1. The Ghost of Material Objects Past – Remember that rose quartz soothing face-massage roller from GOOP that cost $50 and promised to “Wake up your entire face with the cooling, soothing power of rose quartz crystal and promote circulation for glowy, healthy-looking skin, release tension in facial muscles, and cooling to help reduce the appearance of puffiness and under-eye bags.” that you thought you’d never need? Your order will be arriving in 3-5 business days–not a moment too soon because whenever you look in a mirror these days, you see Charlize Theron as Aileen Wuornos in Monster.
2. The Ghost of Forgotten Foods Past – That half jar of lentils, the two-year-old can of sardines in oil, the chia seeds you bought for smoothies then forgot about, and the half eaten gummy worms from last Halloween have come together to inspire a new dish: Pantry Trash Surprise.
3. The Ghost of Junk Drawers Past – A photobooth film strip with your metalhead friend Bruno from when you worked at the hardware store, the note to yourself that inexplicably says “so many worlds,” a small American flag you bought for a fourth of July celebration that you forgot to wield and wouldn’t dream of wielding now (or ever again), dozens of Thai baat coins carelessly flung in there (maybe you were saving them for the next time your travels took you to Southeast Asia, if travels take you anywhere besides your second bedroom ever again), the guardianship papers for your brother you crumpled up and shoved down deep until the day inevitably comes when they serve as the chains you have inextricably–and willingly–bound yourself with.
4. The Ghost of Medications Present – Adderall, Lamictal, Abilify, Klonopin. One to get you through each phase of the day. The Adderall so you can work and pretend it’s business as usual. The Lamictal so you don’t spiral into an episode that feels like it’s already nearing. The Abilify to lift your mood (from bleh to meh). The Klonopin to temporarily make you think that nothing is that important, that nothing will last, that lets the chips fall where they may, even if they fall off the table.

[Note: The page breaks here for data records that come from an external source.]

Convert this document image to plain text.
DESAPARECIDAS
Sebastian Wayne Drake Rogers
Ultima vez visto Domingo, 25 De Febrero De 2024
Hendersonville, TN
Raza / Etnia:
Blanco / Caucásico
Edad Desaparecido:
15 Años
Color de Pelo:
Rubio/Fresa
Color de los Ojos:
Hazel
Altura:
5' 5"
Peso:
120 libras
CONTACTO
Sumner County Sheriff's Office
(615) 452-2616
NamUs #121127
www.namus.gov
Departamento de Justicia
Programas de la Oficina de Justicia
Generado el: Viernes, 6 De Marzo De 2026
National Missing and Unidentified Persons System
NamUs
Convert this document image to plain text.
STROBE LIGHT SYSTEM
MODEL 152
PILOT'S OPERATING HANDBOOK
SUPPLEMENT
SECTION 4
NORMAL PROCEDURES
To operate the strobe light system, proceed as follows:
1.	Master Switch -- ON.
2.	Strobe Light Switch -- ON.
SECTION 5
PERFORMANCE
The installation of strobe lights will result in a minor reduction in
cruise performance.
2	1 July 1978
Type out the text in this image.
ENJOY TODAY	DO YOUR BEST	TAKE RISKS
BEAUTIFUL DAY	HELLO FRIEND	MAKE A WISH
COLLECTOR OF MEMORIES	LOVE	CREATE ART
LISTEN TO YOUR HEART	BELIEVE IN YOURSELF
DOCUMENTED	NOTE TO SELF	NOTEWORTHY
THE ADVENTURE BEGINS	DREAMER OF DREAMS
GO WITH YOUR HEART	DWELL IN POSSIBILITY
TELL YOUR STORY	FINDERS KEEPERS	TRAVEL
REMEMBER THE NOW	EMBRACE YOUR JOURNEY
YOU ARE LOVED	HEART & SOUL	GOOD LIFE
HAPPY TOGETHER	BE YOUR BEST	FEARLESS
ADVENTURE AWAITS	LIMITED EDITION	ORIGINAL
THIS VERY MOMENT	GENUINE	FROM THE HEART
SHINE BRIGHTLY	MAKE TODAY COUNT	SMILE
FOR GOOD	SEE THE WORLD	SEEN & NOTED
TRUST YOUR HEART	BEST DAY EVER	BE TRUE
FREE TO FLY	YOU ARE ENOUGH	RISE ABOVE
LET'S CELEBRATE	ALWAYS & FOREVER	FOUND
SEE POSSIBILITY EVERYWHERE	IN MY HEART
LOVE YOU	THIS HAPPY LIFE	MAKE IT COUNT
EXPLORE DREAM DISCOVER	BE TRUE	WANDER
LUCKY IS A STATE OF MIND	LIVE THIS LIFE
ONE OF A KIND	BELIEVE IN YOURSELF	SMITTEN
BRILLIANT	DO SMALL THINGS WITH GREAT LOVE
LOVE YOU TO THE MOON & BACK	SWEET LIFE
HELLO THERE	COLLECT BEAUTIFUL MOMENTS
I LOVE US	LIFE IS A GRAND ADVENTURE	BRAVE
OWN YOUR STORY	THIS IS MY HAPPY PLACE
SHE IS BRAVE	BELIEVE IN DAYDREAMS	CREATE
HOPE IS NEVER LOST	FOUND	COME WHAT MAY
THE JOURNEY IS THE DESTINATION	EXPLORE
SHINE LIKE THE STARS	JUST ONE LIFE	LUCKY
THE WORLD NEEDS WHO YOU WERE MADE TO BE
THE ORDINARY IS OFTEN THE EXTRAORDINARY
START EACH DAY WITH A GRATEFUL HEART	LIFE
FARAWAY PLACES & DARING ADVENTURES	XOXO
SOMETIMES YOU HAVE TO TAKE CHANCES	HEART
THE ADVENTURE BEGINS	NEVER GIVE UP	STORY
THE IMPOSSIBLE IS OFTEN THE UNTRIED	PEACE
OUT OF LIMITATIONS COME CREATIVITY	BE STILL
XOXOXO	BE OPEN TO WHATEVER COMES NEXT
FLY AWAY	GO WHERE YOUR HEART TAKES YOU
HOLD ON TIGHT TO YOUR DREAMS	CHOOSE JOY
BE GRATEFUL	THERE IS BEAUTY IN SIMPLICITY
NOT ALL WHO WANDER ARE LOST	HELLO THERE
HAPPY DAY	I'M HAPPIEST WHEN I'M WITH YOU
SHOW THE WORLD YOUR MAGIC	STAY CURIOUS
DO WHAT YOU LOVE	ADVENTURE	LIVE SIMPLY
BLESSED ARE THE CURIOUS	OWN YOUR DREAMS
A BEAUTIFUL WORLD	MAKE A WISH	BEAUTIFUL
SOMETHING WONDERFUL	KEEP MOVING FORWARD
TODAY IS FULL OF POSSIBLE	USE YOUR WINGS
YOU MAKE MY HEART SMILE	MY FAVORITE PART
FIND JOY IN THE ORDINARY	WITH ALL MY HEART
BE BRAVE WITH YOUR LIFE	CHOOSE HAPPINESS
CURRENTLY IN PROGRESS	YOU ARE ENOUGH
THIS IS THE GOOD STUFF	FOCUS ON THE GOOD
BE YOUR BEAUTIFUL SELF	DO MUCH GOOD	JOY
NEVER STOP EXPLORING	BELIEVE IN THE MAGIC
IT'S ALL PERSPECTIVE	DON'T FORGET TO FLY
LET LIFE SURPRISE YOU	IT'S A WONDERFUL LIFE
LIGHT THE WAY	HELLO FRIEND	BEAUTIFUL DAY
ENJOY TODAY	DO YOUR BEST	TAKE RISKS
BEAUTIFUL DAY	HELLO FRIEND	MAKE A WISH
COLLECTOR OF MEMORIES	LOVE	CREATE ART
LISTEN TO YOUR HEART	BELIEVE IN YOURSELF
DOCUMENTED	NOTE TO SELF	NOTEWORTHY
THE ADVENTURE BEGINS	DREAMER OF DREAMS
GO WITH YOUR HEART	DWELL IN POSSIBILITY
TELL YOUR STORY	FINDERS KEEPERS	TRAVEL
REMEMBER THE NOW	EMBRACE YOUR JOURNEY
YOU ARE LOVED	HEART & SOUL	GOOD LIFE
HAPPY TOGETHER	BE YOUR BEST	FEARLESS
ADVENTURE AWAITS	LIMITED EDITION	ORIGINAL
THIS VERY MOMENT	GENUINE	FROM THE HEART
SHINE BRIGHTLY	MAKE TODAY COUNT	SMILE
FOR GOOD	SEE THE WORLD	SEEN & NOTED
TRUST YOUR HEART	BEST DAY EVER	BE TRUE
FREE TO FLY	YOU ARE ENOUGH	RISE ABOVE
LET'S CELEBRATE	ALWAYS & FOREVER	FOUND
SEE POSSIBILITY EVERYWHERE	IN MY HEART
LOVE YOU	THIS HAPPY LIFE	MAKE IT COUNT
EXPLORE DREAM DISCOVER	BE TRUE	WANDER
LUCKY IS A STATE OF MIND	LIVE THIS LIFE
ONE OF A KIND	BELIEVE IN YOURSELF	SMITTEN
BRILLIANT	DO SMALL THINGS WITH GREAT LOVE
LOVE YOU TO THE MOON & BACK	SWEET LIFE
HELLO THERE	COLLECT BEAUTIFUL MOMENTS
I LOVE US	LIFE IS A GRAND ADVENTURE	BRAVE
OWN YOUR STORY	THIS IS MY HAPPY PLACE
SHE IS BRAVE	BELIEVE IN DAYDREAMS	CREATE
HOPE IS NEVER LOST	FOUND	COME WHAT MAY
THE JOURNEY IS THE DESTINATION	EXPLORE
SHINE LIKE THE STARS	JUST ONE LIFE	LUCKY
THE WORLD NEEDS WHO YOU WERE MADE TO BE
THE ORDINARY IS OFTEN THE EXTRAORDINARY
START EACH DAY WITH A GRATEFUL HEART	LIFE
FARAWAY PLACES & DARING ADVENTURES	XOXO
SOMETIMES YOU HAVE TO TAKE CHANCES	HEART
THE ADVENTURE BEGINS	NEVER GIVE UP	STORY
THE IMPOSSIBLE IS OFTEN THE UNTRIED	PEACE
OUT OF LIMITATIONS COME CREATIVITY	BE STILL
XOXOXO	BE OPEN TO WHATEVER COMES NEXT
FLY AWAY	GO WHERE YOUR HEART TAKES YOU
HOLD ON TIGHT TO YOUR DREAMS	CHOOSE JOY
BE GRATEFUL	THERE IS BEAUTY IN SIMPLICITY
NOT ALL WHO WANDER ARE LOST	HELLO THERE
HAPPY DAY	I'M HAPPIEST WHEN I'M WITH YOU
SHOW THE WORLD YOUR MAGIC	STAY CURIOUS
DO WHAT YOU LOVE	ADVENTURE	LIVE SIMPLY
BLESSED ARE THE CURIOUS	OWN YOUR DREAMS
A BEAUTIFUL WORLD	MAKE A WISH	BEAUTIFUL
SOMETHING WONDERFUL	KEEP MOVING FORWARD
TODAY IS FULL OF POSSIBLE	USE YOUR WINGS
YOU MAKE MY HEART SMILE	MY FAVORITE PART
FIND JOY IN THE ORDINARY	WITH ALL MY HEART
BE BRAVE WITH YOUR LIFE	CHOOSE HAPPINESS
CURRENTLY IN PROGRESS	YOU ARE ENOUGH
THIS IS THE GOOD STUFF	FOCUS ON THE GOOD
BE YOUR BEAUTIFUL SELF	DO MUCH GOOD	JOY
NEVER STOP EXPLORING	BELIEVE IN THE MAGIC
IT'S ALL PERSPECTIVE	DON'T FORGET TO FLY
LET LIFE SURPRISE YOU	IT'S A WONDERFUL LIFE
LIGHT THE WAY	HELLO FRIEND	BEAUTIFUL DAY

5. The Ghost of Tarot Cards Present – You do at minimum three readings a day for yourself: all different spreads: Past, Present, Future; Situation, Obstacle, Outcome; Inner, Outer, Action. They tell you nothing concrete yet they tell you everything. “What kind of sandwich should I eat for lunch?” you ask. And the cards always say some variation of the same thing: your’re strong, resilient, dark times, but, hey, you’ll persevere. There’s an abundance of Cups cards. The suite of emotions. Give me a goddamn sword for once, would you? I need intellect to guide my decisions, for feelings are no longer to be trusted.
6. The Ghost of Zoom Hangouts Present – I thought it was called social distancing for a reason. It’s melancholy, a screen of disconnected heads with no bodies, a screen of smiles that are doing their best not to cry, a screen of worries, concerns, anxieties, sorrow, grief, loneliness. I feel it through the screen, so i zoom the fuck out of there within 10 minutes.
7. The Ghost of Shelter-in-Place Extensions Future – Virginia, until June 10. New York and Chicago to inevitably follow suit. My 80-year-old father taking care of my 30-year-old disabled brother in a 900 square foot apartment. My brother’s demands, my father’s capitulations. I doubt they’re washing their hands. I have Settlers of Catan and a room full of books to sustain me. They have nothing. Settlers won’t help them anyway, and there’s no book on how to manage a toddler trapped in an adults body during a global pandemic.
8. The Ghost of “If I Could Have Done Something” Future – You will not do something. You will do nothing. Because nothing–NOTHING–is in your control. And it never was.
9. The Ghost of Coronavirus Future – The imminent threat may pass. But nothing will ever be the same again. In some ways, it’s what we need. In some ways, it will take years and lifetimes to heal from the trauma of watching people around us die, our social systems crumble, the things we believed in–about the world, about our loved ones, about ourselves. Don’t get me wrong, we will be the lucky ones, the ones immune to the virus. But really, none of us is immune to the precarious framework we’ve built our lives around. The virus pulled the thread, and the whole thing came unraveled. Not even The Tiger King will be able to save us.